Hitler se despertaba tarde, mantenía un horario errático y recibía visitas de acuerdo con sus caprichos personales. La comida en el Berghof tenía lugar a las dos de la tarde y continuaba, usualmente con ministros y miembros del partido, hasta las cuatro. Se pasaba varias horas en el almuerzo y la sobremesa hablando desordenadamente de temas variopintos. Hitler entonces se daba un corto paseo en compañía de «Blondi», su perro favorito. Al regresar, tras tomar café se dormía una siesta o leía un libro (casi siempre de historia o de astrología). Sus pasatiempos favoritos eran la ópera, el cine y la arquitectura. Hacia las nueve se servía la cena con otro grupo de acólitos. Tras la cena veía una película alemana o norteamericana. Una de sus películas favoritas era Tres Lanceros Bengalíes, según manifestó, «porque trata de un puñado de británicos que mantienen esclavo a un continente. Así es como debe comportarse una raza superior». Tras la proyección le seguía otro interminable monólogo, normalmente de los «viejos tiempos» en Múnich. Luego se dedicaba a hablar de todo un poco: catástrofes de la edad del hielo, arte moderno, la mejor forma de acabar con un posible motín en Alemania, etc[17].

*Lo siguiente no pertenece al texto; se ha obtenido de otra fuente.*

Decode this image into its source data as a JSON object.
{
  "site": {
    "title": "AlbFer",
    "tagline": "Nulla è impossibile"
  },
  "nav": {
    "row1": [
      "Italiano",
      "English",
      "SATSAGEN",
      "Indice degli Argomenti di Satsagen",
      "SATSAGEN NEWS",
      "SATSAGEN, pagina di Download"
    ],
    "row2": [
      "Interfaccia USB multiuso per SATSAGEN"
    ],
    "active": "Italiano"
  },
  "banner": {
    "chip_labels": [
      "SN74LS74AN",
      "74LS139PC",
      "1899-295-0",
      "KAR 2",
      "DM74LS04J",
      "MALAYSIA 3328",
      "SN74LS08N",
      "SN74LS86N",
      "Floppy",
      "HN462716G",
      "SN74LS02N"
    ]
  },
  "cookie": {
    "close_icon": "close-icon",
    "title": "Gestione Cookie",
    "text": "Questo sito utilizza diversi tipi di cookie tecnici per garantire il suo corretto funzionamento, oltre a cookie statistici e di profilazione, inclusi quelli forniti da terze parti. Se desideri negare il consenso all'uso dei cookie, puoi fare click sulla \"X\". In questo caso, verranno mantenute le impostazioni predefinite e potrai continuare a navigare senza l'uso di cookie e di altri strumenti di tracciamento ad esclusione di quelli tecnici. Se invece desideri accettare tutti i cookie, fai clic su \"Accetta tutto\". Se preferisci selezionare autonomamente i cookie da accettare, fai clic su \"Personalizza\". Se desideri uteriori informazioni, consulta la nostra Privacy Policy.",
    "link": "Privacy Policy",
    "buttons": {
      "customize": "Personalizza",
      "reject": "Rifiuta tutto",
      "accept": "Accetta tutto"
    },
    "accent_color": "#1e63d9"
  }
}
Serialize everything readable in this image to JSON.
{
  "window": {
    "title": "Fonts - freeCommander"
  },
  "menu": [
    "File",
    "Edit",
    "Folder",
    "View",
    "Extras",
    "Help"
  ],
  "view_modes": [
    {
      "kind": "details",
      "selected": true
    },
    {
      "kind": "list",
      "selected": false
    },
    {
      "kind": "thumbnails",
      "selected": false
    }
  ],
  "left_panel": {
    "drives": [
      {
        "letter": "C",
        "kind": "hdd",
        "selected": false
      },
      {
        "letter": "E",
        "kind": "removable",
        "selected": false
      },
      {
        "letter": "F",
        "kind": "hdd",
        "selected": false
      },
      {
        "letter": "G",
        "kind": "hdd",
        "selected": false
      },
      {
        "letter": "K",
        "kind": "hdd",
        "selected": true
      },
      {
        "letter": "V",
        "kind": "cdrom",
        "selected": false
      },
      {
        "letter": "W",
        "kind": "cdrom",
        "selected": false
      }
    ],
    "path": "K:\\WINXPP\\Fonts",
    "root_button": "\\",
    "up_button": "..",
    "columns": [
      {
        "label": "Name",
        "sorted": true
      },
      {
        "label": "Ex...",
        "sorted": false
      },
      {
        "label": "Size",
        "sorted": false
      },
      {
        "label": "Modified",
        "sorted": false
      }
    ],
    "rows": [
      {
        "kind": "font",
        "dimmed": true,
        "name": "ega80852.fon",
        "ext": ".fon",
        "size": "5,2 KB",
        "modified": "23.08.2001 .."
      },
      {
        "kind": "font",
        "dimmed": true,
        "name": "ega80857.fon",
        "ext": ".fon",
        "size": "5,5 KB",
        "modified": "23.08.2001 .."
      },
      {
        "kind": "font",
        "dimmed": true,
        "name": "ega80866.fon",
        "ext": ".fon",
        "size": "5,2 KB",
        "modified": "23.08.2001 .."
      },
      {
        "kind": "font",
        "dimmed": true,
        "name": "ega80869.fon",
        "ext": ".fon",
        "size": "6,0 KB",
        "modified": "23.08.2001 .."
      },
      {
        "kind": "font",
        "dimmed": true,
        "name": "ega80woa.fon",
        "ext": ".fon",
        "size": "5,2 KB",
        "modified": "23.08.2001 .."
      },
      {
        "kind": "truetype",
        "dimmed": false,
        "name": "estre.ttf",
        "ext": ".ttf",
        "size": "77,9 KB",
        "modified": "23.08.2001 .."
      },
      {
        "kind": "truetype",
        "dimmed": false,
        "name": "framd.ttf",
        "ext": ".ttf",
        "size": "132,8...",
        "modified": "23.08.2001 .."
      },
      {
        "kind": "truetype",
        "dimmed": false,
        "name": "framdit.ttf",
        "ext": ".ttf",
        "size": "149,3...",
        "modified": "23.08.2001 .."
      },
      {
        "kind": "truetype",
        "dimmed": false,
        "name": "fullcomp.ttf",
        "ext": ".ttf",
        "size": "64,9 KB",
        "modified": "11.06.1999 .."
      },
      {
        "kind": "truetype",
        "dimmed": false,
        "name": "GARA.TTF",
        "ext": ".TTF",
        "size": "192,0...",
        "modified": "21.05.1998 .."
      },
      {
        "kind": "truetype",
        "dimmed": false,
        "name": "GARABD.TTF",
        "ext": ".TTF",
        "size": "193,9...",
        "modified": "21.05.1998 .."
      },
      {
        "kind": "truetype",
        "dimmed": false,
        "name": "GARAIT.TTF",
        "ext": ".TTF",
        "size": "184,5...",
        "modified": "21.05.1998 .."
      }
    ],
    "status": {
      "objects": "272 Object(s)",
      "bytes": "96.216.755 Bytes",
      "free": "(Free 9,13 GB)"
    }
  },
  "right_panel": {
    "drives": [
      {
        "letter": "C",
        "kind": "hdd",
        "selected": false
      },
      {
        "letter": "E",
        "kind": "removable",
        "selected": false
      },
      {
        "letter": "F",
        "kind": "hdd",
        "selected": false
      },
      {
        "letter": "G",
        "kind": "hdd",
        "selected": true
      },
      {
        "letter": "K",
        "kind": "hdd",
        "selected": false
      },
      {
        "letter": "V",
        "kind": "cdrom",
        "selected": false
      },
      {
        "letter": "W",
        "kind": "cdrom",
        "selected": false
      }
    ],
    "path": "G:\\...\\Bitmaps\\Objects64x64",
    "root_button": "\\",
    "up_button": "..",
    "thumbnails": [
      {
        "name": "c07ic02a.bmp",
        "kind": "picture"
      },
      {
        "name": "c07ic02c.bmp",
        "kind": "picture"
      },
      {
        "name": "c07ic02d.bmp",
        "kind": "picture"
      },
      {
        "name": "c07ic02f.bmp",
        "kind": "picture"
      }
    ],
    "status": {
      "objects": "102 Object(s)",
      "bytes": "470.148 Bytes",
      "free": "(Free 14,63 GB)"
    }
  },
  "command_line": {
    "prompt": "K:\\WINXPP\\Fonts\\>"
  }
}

La mujer de Goebbels señaló que, «en cierto modo, Hitler, sencillamente, no es humano, es inalcanzable, intocable». Incluso hallándose en la cima del poder y siendo el punto central de unos intereses que afectaban a millones de personas, «persistían en él algunos rasgos de aquel joven perdido de los años vieneses o de Múnich, y cuyas formas de vida ignoraban incluso sus más allegados familiares[18]».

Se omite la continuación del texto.